RDC : un nouvel espoir

Après plusieurs mois de négociations en Suisse, la République démocratique du Congo (RDC) et le groupe politico-armé, M23, ont convenu de l’élaboration d’une feuille de route pour les pourparlers de paix. L’information émane du gouvernement suisse, qui a publié un communiqué à cet effet, le dimanche 23 août 2026. Ce document stratégique devra définir les étapes successives et le calendrier des négociations devant aboutir à un accord de paix final.

Cette avancée suscite un nouvel espoir depuis que l’exécutif congolais se montre plus flexible à parler avec le M23, qu’il considère comme un groupe terroriste. Le régime Tshisekedi, qui préférait jusque-là discuter avec le présumé parrain du mouvement, le Rwanda voisin, semble désormais faire preuve de pragmatisme. Si les initiatives diplomatiques se multiplient, avec les protocoles d’accord signés au Qatar, aux Etats-Unis et maintenant en Suisse, les réalités du terrain incitent au pessimisme.
Ramener la stabilité dans la région des Grands Lacs est un gros défi, avec les armes qui continuent de crépiter au quotidien.

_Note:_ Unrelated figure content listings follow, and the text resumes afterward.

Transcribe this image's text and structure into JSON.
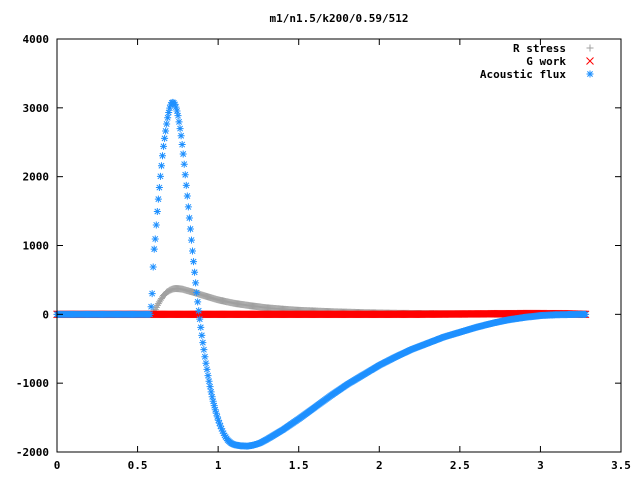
{
  "chart_data": {
    "type": "scatter",
    "title": "m1/n1.5/k200/0.59/512",
    "xlabel": "",
    "ylabel": "",
    "xlim": [
      0,
      3.5
    ],
    "ylim": [
      -2000,
      4000
    ],
    "xticks": [
      0,
      0.5,
      1,
      1.5,
      2,
      2.5,
      3,
      3.5
    ],
    "xtick_labels": [
      "0",
      "0.5",
      "1",
      "1.5",
      "2",
      "2.5",
      "3",
      "3.5"
    ],
    "yticks": [
      -2000,
      -1000,
      0,
      1000,
      2000,
      3000,
      4000
    ],
    "ytick_labels": [
      "-2000",
      "-1000",
      "0",
      "1000",
      "2000",
      "3000",
      "4000"
    ],
    "grid": false,
    "legend_position": "top-right",
    "x_range_points": [
      0,
      3.28
    ],
    "series": [
      {
        "name": "R stress",
        "color": "#a0a0a0",
        "marker": "plus",
        "points": [
          [
            0.0,
            0
          ],
          [
            0.59,
            0
          ],
          [
            0.6,
            20
          ],
          [
            0.62,
            120
          ],
          [
            0.64,
            200
          ],
          [
            0.66,
            270
          ],
          [
            0.68,
            320
          ],
          [
            0.7,
            350
          ],
          [
            0.72,
            370
          ],
          [
            0.74,
            375
          ],
          [
            0.76,
            372
          ],
          [
            0.78,
            365
          ],
          [
            0.8,
            350
          ],
          [
            0.85,
            318
          ],
          [
            0.9,
            280
          ],
          [
            0.95,
            245
          ],
          [
            1.0,
            210
          ],
          [
            1.1,
            160
          ],
          [
            1.2,
            125
          ],
          [
            1.3,
            95
          ],
          [
            1.4,
            75
          ],
          [
            1.5,
            58
          ],
          [
            1.7,
            38
          ],
          [
            1.9,
            24
          ],
          [
            2.1,
            15
          ],
          [
            2.4,
            8
          ],
          [
            2.7,
            4
          ],
          [
            3.0,
            2
          ],
          [
            3.28,
            0
          ]
        ]
      },
      {
        "name": "G work",
        "color": "#ff0000",
        "marker": "cross",
        "points": [
          [
            0.0,
            0
          ],
          [
            0.59,
            0
          ],
          [
            0.6,
            0
          ],
          [
            1.0,
            0
          ],
          [
            1.5,
            0
          ],
          [
            2.0,
            0
          ],
          [
            2.3,
            2
          ],
          [
            2.5,
            5
          ],
          [
            2.7,
            8
          ],
          [
            2.9,
            10
          ],
          [
            3.0,
            10
          ],
          [
            3.15,
            8
          ],
          [
            3.28,
            0
          ]
        ]
      },
      {
        "name": "Acoustic flux",
        "color": "#1e90ff",
        "marker": "star",
        "points": [
          [
            0.0,
            0
          ],
          [
            0.55,
            0
          ],
          [
            0.58,
            0
          ],
          [
            0.59,
            270
          ],
          [
            0.6,
            870
          ],
          [
            0.61,
            1100
          ],
          [
            0.62,
            1420
          ],
          [
            0.63,
            1700
          ],
          [
            0.64,
            1960
          ],
          [
            0.65,
            2200
          ],
          [
            0.66,
            2420
          ],
          [
            0.67,
            2600
          ],
          [
            0.68,
            2760
          ],
          [
            0.69,
            2900
          ],
          [
            0.7,
            3000
          ],
          [
            0.71,
            3070
          ],
          [
            0.72,
            3080
          ],
          [
            0.73,
            3060
          ],
          [
            0.74,
            3000
          ],
          [
            0.75,
            2900
          ],
          [
            0.76,
            2760
          ],
          [
            0.77,
            2600
          ],
          [
            0.78,
            2400
          ],
          [
            0.79,
            2170
          ],
          [
            0.8,
            1930
          ],
          [
            0.81,
            1690
          ],
          [
            0.82,
            1440
          ],
          [
            0.83,
            1190
          ],
          [
            0.84,
            940
          ],
          [
            0.85,
            700
          ],
          [
            0.86,
            460
          ],
          [
            0.87,
            240
          ],
          [
            0.88,
            40
          ],
          [
            0.89,
            -150
          ],
          [
            0.9,
            -330
          ],
          [
            0.92,
            -650
          ],
          [
            0.94,
            -930
          ],
          [
            0.96,
            -1170
          ],
          [
            0.98,
            -1370
          ],
          [
            1.0,
            -1530
          ],
          [
            1.02,
            -1660
          ],
          [
            1.04,
            -1760
          ],
          [
            1.06,
            -1830
          ],
          [
            1.08,
            -1870
          ],
          [
            1.1,
            -1895
          ],
          [
            1.14,
            -1910
          ],
          [
            1.18,
            -1915
          ],
          [
            1.22,
            -1900
          ],
          [
            1.26,
            -1870
          ],
          [
            1.3,
            -1820
          ],
          [
            1.4,
            -1680
          ],
          [
            1.5,
            -1520
          ],
          [
            1.6,
            -1350
          ],
          [
            1.7,
            -1180
          ],
          [
            1.8,
            -1020
          ],
          [
            1.9,
            -880
          ],
          [
            2.0,
            -740
          ],
          [
            2.1,
            -620
          ],
          [
            2.2,
            -510
          ],
          [
            2.3,
            -420
          ],
          [
            2.4,
            -330
          ],
          [
            2.5,
            -260
          ],
          [
            2.6,
            -190
          ],
          [
            2.7,
            -130
          ],
          [
            2.8,
            -80
          ],
          [
            2.9,
            -45
          ],
          [
            3.0,
            -18
          ],
          [
            3.1,
            -6
          ],
          [
            3.2,
            -2
          ],
          [
            3.28,
            0
          ]
        ]
      }
    ]
  }
}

Dans l’Est de la RDC, zone qui échappe en partie au contrôle du pouvoir en place, les combats n’ont jamais cessé. Le M23, qui y détient des grandes villes comme Goma et Bukavu, ne rechigne pas encore à s’imposer par les armes à feu. Face à une armée congolaise puissante mais mal organisée, ce mouvement rebelle considère les avancées militaires comme une position de force à même de peser dans les négociations. Avec cette vision du M23, les parties vont parapher encore et encore des accords, sans que les armes ne se taisent dans l’Est de la RDC.

Tous les cessez-le-feu envisagés ont été violés. Certains n’ont même pas eu le temps d’entrer en vigueur. Aucune trêve n’a pu tenir. On assiste à un non-respect chronique des cessez-le-feu dans l’Est congolais, ce qui est de nature à fragiliser le processus de paix. Peut-on négocier pendant que les armes crépitent et que le sang coule ? Ce n’est pas le scenario idéal. L’obstacle majeur à franchir sur le chemin du retour à la paix en RDC est d’obtenir un cessez-le-feu durable. Les médiateurs de tous horizons, qui ne sont pas encore parvenus à ce résultat, doivent user de tous les ressorts en leur possession, pour aller dans ce sens.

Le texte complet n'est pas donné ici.